As someone who loves the world of Call of Duty Zombies and what it entails, the experience we got of DMZ mixed with Zombies assets feels mediocre and something I suspect fans of the previous iterations of the mode will not enjoy. Despite being a handy way of unlocking new weapons in the Multiplayer mode, as well as offering somewhat engaging missions to complete, the Zombies mode just doesn’t offer enough original content and is bogged down by its overuse of DMZ assets, concepts, and mechanics. The concept of also punishing players for wanting to change their operators is a baffling decision and needs to be corrected along with the performance issues that plague the vital exfil portion of the match.
While the audio is great as always, and the accessibility options are plentiful, they aren’t unique to this specific game mode and, therefore, can’t really be considered pros in its favor. Finally, restricting squad sizes to three is a gross oversight, and increasing it to six would offer players a greater incentive to continue playing with their friends.
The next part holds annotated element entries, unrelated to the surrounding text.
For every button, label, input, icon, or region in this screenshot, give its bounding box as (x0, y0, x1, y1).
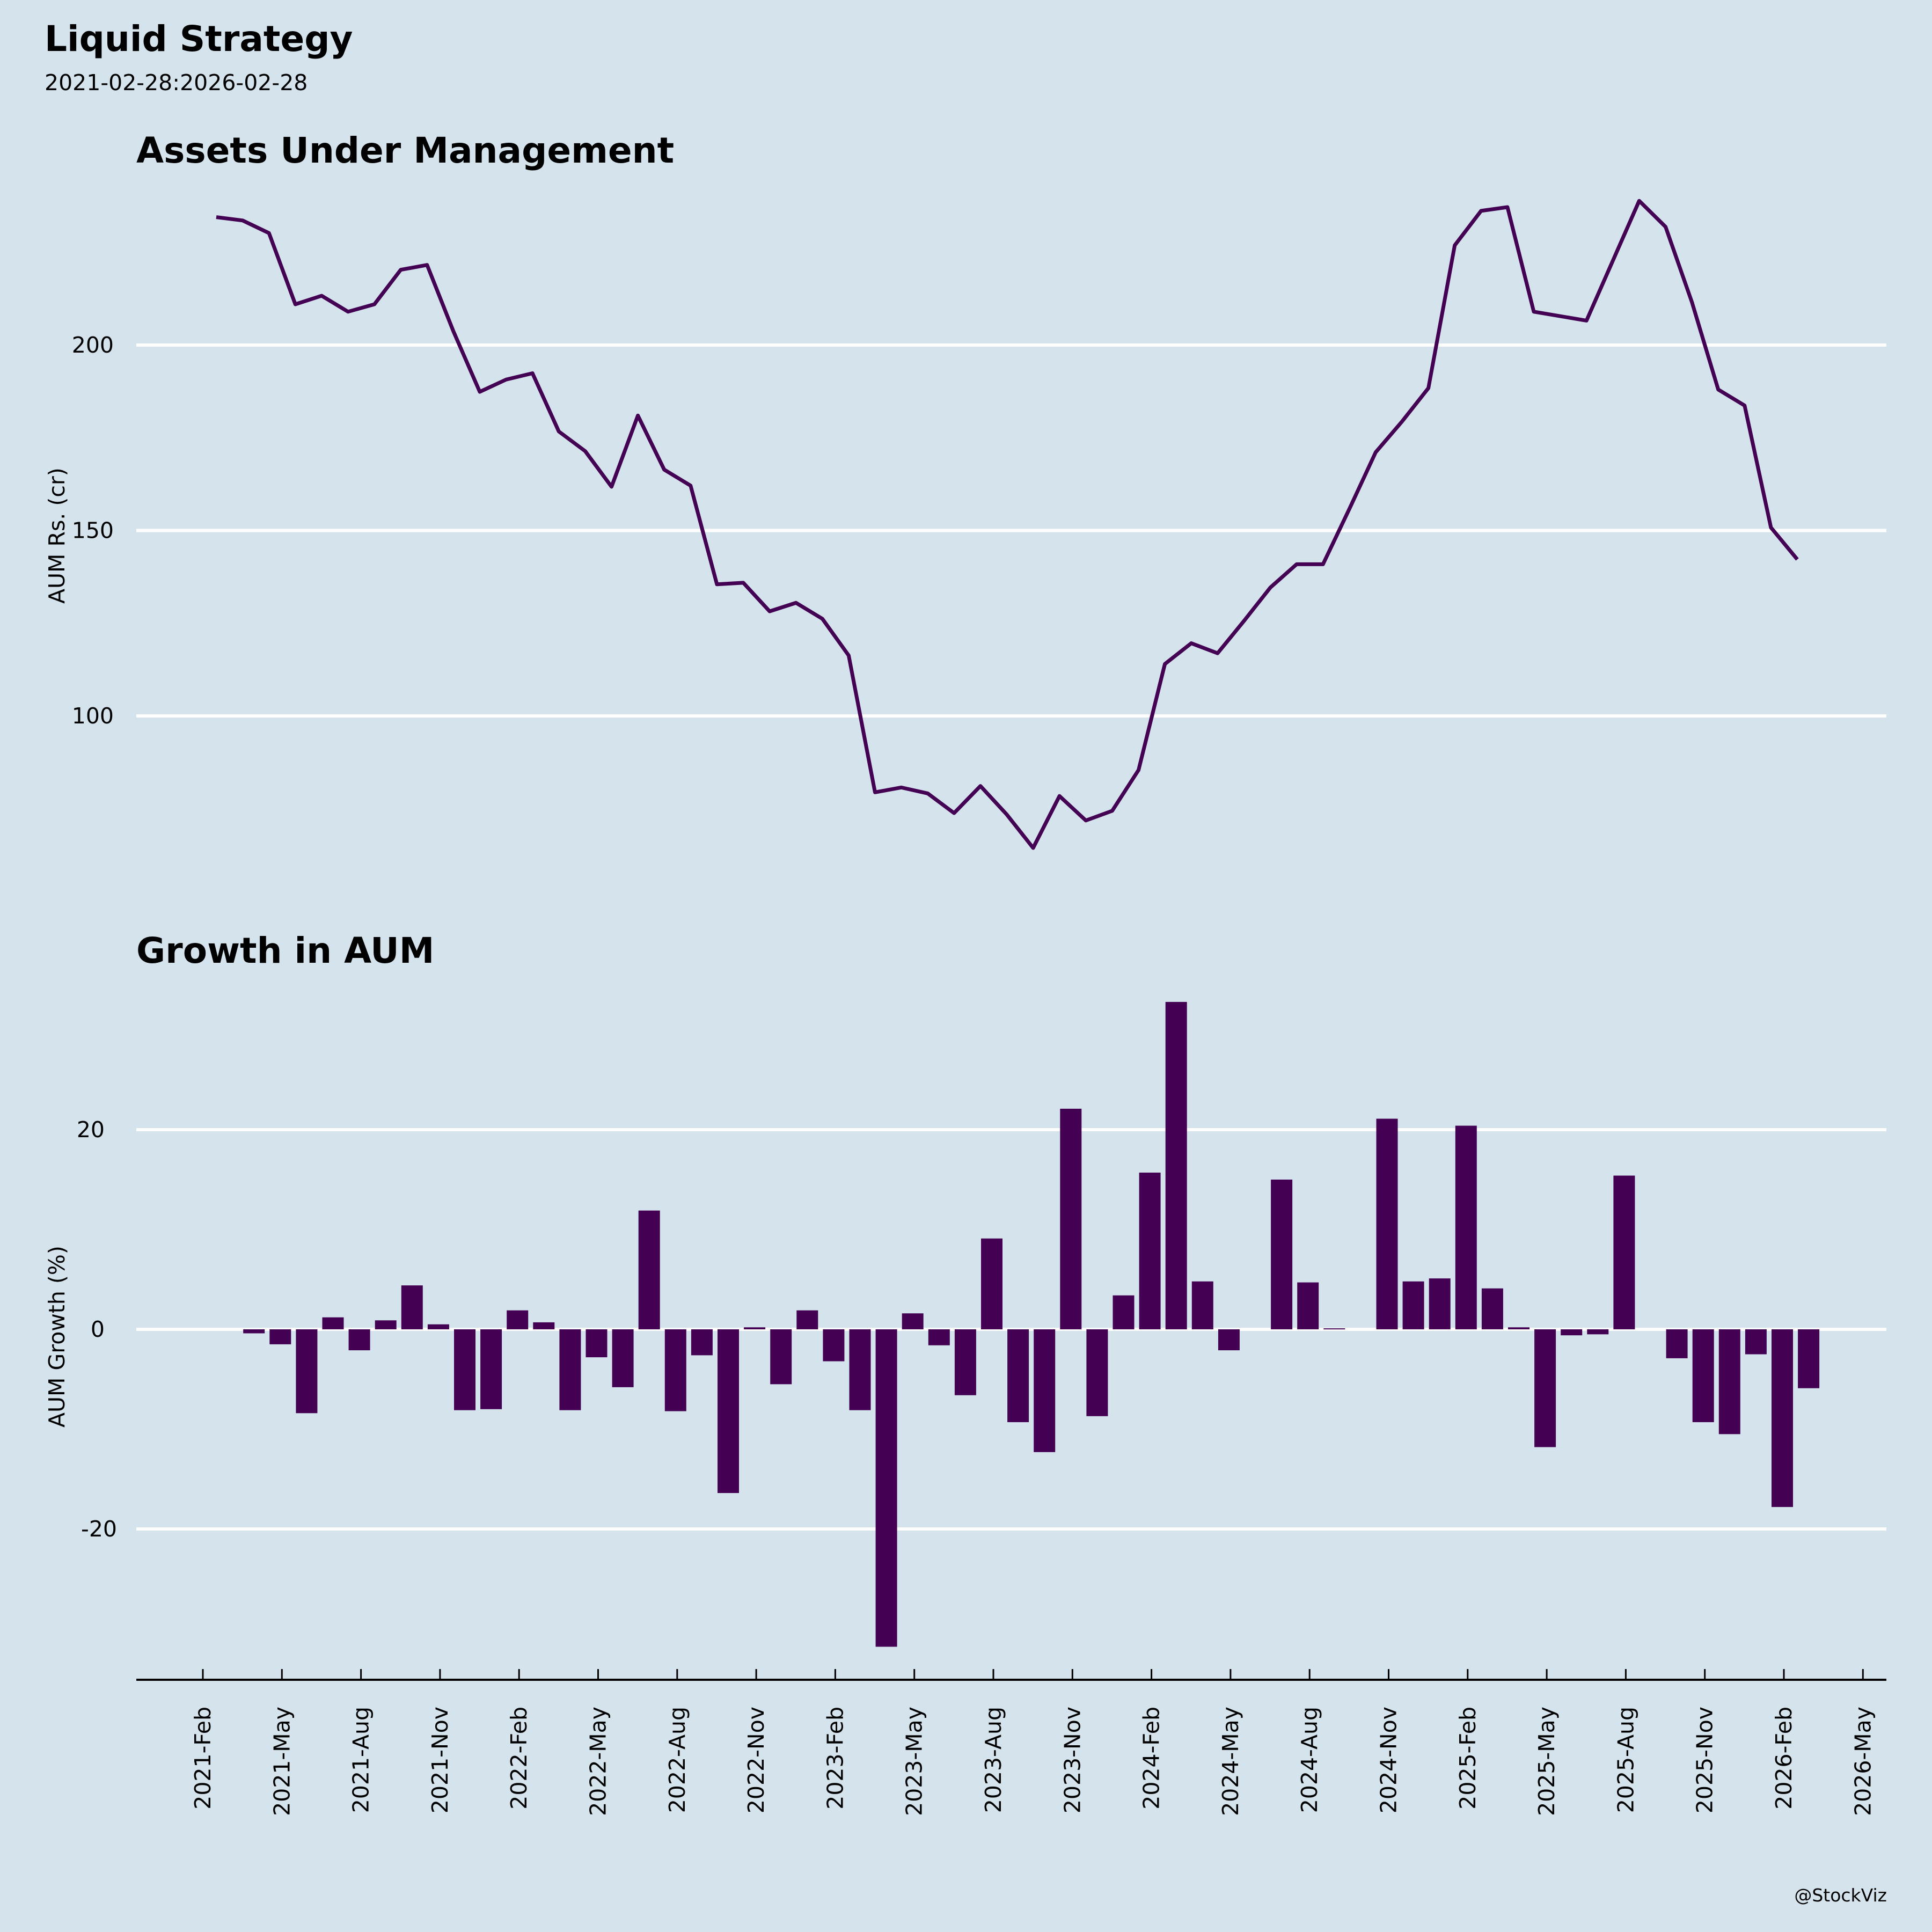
x-tick-label: 2025-Nov (1692, 1707, 1718, 1813)
x-tick-label: 2021-May (269, 1707, 295, 1816)
x-tick-label: 2026-Feb (1771, 1707, 1797, 1810)
growth-bar (1613, 1175, 1635, 1329)
x-tick-label: 2025-May (1534, 1707, 1560, 1816)
growth-chart-title: Growth in AUM (136, 930, 435, 971)
growth-bar (480, 1329, 502, 1409)
growth-y-tick-label: 0 (91, 1316, 105, 1342)
growth-bar (559, 1329, 581, 1410)
growth-bar (1218, 1329, 1240, 1351)
growth-bar (507, 1310, 529, 1329)
growth-bar (1139, 1172, 1161, 1329)
x-tick-label: 2026-May (1850, 1707, 1876, 1816)
growth-bar (586, 1329, 608, 1358)
x-tick-label: 2022-Aug (664, 1707, 690, 1813)
growth-bar (401, 1285, 423, 1329)
growth-bar (928, 1329, 950, 1345)
x-tick-label: 2024-Aug (1297, 1707, 1322, 1813)
x-tick-label: 2023-Feb (822, 1707, 848, 1810)
x-tick-label: 2021-Aug (348, 1707, 374, 1813)
x-tick-label: 2025-Aug (1613, 1707, 1638, 1813)
growth-bar (718, 1329, 739, 1494)
growth-bar (1323, 1328, 1345, 1330)
growth-bar (902, 1313, 924, 1329)
growth-bar (1534, 1329, 1556, 1447)
page-title: Liquid Strategy (45, 18, 353, 60)
growth-bar (1034, 1329, 1056, 1452)
growth-bar (1481, 1288, 1503, 1329)
growth-bar (849, 1329, 871, 1410)
growth-bar (954, 1329, 976, 1395)
growth-bar (796, 1310, 818, 1329)
x-tick-label: 2021-Feb (190, 1707, 216, 1810)
growth-bar (533, 1322, 555, 1329)
aum-y-tick-label: 100 (72, 703, 114, 729)
x-tick-label: 2024-Feb (1139, 1707, 1165, 1810)
aum-y-tick-label: 150 (72, 518, 114, 544)
growth-bar (1561, 1329, 1583, 1336)
x-tick-label: 2023-May (902, 1707, 927, 1816)
x-tick-label: 2022-Feb (506, 1707, 532, 1810)
growth-bar (427, 1324, 449, 1329)
growth-bar (454, 1329, 475, 1410)
growth-bar (1060, 1108, 1082, 1329)
growth-y-tick-label: -20 (81, 1516, 117, 1542)
growth-bar (1718, 1329, 1740, 1435)
growth-bar (612, 1329, 634, 1387)
growth-bar (1086, 1329, 1108, 1416)
aum-y-tick-label: 200 (72, 332, 114, 358)
growth-bar (1772, 1329, 1793, 1507)
growth-bar (1113, 1295, 1135, 1329)
x-tick-label: 2022-Nov (743, 1707, 769, 1813)
growth-bar (243, 1329, 265, 1334)
x-tick-label: 2024-May (1218, 1707, 1243, 1816)
growth-bar (1271, 1180, 1293, 1329)
x-tick-label: 2021-Nov (427, 1707, 453, 1813)
watermark: @StockViz (1794, 1885, 1887, 1906)
growth-bar (1692, 1329, 1714, 1422)
growth-bar (744, 1327, 766, 1329)
aum-line (216, 199, 1799, 850)
date-range-subtitle: 2021-02-28:2026-02-28 (45, 70, 308, 96)
growth-bar (1429, 1278, 1451, 1329)
growth-bar (1007, 1329, 1029, 1422)
growth-bar (1666, 1329, 1688, 1358)
growth-bar (296, 1329, 318, 1414)
growth-bar (1508, 1327, 1529, 1329)
growth-bar (1745, 1329, 1767, 1355)
growth-bar (981, 1238, 1002, 1329)
growth-bar (770, 1329, 792, 1385)
growth-bar (875, 1329, 897, 1647)
growth-bar (1165, 1001, 1187, 1329)
growth-bar (1587, 1329, 1609, 1335)
aum-chart-title: Assets Under Management (136, 130, 675, 171)
growth-bar (823, 1329, 845, 1362)
growth-y-tick-label: 20 (77, 1117, 105, 1143)
x-tick-label: 2022-May (586, 1707, 611, 1816)
x-tick-label: 2023-Nov (1059, 1707, 1085, 1813)
growth-bar (1402, 1281, 1424, 1329)
growth-bar (638, 1210, 660, 1329)
growth-bar (1191, 1281, 1213, 1329)
growth-bar (1455, 1125, 1477, 1329)
growth-bar (375, 1320, 397, 1329)
growth-bar (691, 1329, 713, 1356)
growth-bar (1798, 1329, 1820, 1388)
growth-bar (1297, 1282, 1319, 1329)
x-tick-label: 2025-Feb (1455, 1707, 1481, 1810)
growth-bar (664, 1329, 686, 1411)
growth-bar (269, 1329, 291, 1344)
x-tick-label: 2023-Aug (980, 1707, 1006, 1813)
x-tick-label: 2024-Nov (1376, 1707, 1402, 1813)
growth-bar (1376, 1118, 1398, 1329)
growth-bar (348, 1329, 370, 1351)
growth-bar (322, 1317, 344, 1329)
While I will keep making expeditions into the Zombies mode of Call of Duty: MW3, my mind still thinks of the glory days of round-based Zombies and what could have been with this entry.
Call of Duty: Modern Warfare 3 Zombies Review
Call of Duty: MW3 Zombies provides a mediocre experience for players wanting to try something other than Multiplayer or Campaign. A lackluster story narrative, recycled gameplay mechanics, graphical issues, and disappointing gameplay choices provide a frustrating experience that should have been great.